The pulse motor 6 has a function of driving the column 7 in the vertical direction (Y direction), thereby moving the optical system housing 13 in the Y direction. In addition, the pulse motor 6
Is driven not only by a drive pulse generated based on the output of the XY alignment detection circuit 42 described above, but also by a drive pulse generated based on the detection output of the incremental encoder IE described above. I have.

A table 8 is fixed to the upper end of the column 7, and a column 8 ′ is fixed on the table 8. Further, a table 9 is arranged at the upper end of the column 8 '. A rail (not shown) extending in the left-right direction (X direction) is laid at the upper end of the column 8 ′, whereby the table 9 is movable in the X direction. The table 9 is driven by a pulse motor 10 disposed on the table 8, a pinion 11 attached to a rotation shaft of the pulse motor 10, and a rack 12 screwed to the pinion 11. The pulse motor 10 is driven by a drive pulse generated based on the output of the XY alignment detection circuit 42 described above.

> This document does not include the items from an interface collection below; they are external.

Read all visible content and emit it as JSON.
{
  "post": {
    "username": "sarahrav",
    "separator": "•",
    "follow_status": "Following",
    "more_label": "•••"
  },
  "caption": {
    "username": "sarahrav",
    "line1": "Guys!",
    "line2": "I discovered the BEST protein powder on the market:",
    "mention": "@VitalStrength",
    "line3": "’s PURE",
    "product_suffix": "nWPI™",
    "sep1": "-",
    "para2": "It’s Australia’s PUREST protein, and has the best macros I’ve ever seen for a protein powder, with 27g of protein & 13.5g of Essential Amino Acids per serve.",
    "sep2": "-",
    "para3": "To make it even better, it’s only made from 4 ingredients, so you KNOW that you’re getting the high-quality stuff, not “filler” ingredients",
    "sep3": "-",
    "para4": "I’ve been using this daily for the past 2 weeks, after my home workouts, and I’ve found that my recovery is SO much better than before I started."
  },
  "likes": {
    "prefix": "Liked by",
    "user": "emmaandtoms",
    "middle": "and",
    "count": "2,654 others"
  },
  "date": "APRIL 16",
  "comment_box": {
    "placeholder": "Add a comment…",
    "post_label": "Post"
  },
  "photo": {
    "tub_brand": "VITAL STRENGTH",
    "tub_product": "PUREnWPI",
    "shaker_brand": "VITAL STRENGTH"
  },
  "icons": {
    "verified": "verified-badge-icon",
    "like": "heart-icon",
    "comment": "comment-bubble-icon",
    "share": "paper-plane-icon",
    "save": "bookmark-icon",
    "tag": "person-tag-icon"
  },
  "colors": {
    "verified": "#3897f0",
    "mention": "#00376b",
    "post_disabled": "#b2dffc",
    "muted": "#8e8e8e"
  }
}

Further, a column 9 'is fixed on the table 9, and an optical system housing 13 is mounted thereon. A rail (not shown) extending in the front-rear direction (z-direction) is laid at the upper end of the support 9 ′.
The optical system housing 13 is movable in the Z direction. The optical system storage unit 13 includes a pulse motor (moving operation means) 14 disposed on the table 9, a pinion 15 attached to a rotation shaft of the pulse motor 14, and the pinion 15.
Driven by a rack 16 which is screwed into the rack. The pulse motor 14 is driven by a drive pulse generated based on the output of the Z alignment detection circuit 82 described above.

<< Monitoring Device 27 >> As shown in FIG. 2, the monitoring device (display means) 27 is housed inside the cover 5 and displays an anterior eye image 28 and a corneal endothelial cell image captured by the CCD 25 on a screen 27a. To be displayed. In addition, the monitor device 27 has a circular mark 9 as an alignment reference mark.
5, 96 are displayed together with the anterior segment image. Circular mark 9
Reference numeral 5 denotes a mark indicating a position where automatic alignment by the XYZ table 4 is started. That is, when the joystick 3 is operated, the XY
When an alignment bright spot image is entered by the alignment target projection optical system 30, the XY alignment detection circuit 42 and Z
The XYZ table 4 becomes operable according to the detection output of the alignment detection circuit 82.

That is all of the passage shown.